I made some coffee and brought through some of my latest batch of biscuits while Deirdre leafed through the carefully sorted stacks of invoices and receipts.
“This is brilliant,” she murmured as she found the stapled set of notes I’d put together as a reminder of what to do each month. “It’ll make it so much easier!”
“Yes, it has,” I told her, failing completely to mention the shambles it had all been in when I’d taken it over. “I’m just waiting for this month’s copies to be delivered so I can post them off...”
Deirdre looked up at me, frowned and then chewed her lower lip in a way that completely ruined the Audrey Hepburn image. “Didn’t anyone tell you? Now that I’m back, I shall be doing it again. Though if you could do the run down to the post office for me, that would be really helpful. I don’t want to be seen outside any more than I can help. I mean, I’ve been watching your house through my binoculars to work out when you were in so that I didn’t have to wait outside any longer than necessary. You do understand, don’t you?”

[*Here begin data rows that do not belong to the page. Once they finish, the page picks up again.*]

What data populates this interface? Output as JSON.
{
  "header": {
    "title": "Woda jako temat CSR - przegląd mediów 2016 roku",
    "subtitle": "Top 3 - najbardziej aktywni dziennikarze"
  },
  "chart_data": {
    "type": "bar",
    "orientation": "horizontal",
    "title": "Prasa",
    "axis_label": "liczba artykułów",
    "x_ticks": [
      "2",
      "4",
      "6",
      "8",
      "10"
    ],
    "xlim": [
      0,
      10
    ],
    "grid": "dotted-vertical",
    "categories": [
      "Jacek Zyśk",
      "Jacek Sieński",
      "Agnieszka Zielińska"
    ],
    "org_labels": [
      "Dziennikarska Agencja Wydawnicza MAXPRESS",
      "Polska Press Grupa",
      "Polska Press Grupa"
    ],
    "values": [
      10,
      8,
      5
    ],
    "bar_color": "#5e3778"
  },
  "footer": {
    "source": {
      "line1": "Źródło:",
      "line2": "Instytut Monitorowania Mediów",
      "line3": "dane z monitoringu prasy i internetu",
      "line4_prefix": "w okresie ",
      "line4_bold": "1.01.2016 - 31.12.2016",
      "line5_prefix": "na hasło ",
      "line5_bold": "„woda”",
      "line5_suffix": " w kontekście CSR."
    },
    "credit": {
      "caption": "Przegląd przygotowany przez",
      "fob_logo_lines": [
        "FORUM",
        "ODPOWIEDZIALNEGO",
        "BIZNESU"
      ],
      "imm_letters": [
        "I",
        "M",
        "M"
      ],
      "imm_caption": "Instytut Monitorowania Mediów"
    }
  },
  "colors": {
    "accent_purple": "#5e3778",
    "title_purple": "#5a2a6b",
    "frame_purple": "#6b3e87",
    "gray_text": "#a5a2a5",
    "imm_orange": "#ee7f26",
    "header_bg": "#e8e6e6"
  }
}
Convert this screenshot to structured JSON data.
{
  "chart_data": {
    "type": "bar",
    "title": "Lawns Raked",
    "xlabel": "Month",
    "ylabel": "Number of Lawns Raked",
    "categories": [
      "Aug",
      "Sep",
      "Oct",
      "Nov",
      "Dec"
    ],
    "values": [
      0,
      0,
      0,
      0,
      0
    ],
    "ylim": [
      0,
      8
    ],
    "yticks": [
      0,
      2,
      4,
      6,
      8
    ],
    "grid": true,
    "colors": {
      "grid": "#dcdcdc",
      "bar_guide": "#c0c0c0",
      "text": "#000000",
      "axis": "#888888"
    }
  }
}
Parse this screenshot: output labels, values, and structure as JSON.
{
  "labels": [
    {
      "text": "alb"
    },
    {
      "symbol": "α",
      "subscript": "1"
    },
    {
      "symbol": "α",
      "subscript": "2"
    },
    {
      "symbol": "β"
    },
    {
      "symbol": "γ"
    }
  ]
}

I was too shocked to say much in reply. It hasn’t been that much of a chore sending out reminders though I was a little taken aback to hear that she’d been spying on me with a pair of binoculars, and told her so.
She was very dismissive. “Oh, it’s only been for the last few days. You’re never in! So I had to watch to see when the lights were on. And I didn’t want to risk coming round when your husband was here. I mean, you never know who he might tell.” She scooped up the papers into a conveniently nearby box and paused briefly to replace her dark glasses. “Thanks ever so for doing this. When the dust has all settled, you must come for coffee at my place.”
Deirdre waited at the front door for me to open it as she had her hands full but she didn’t seem at all bothered about my lack of response. So I think now that I can, I should have a dinner party. Why waste a perfectly good dining room?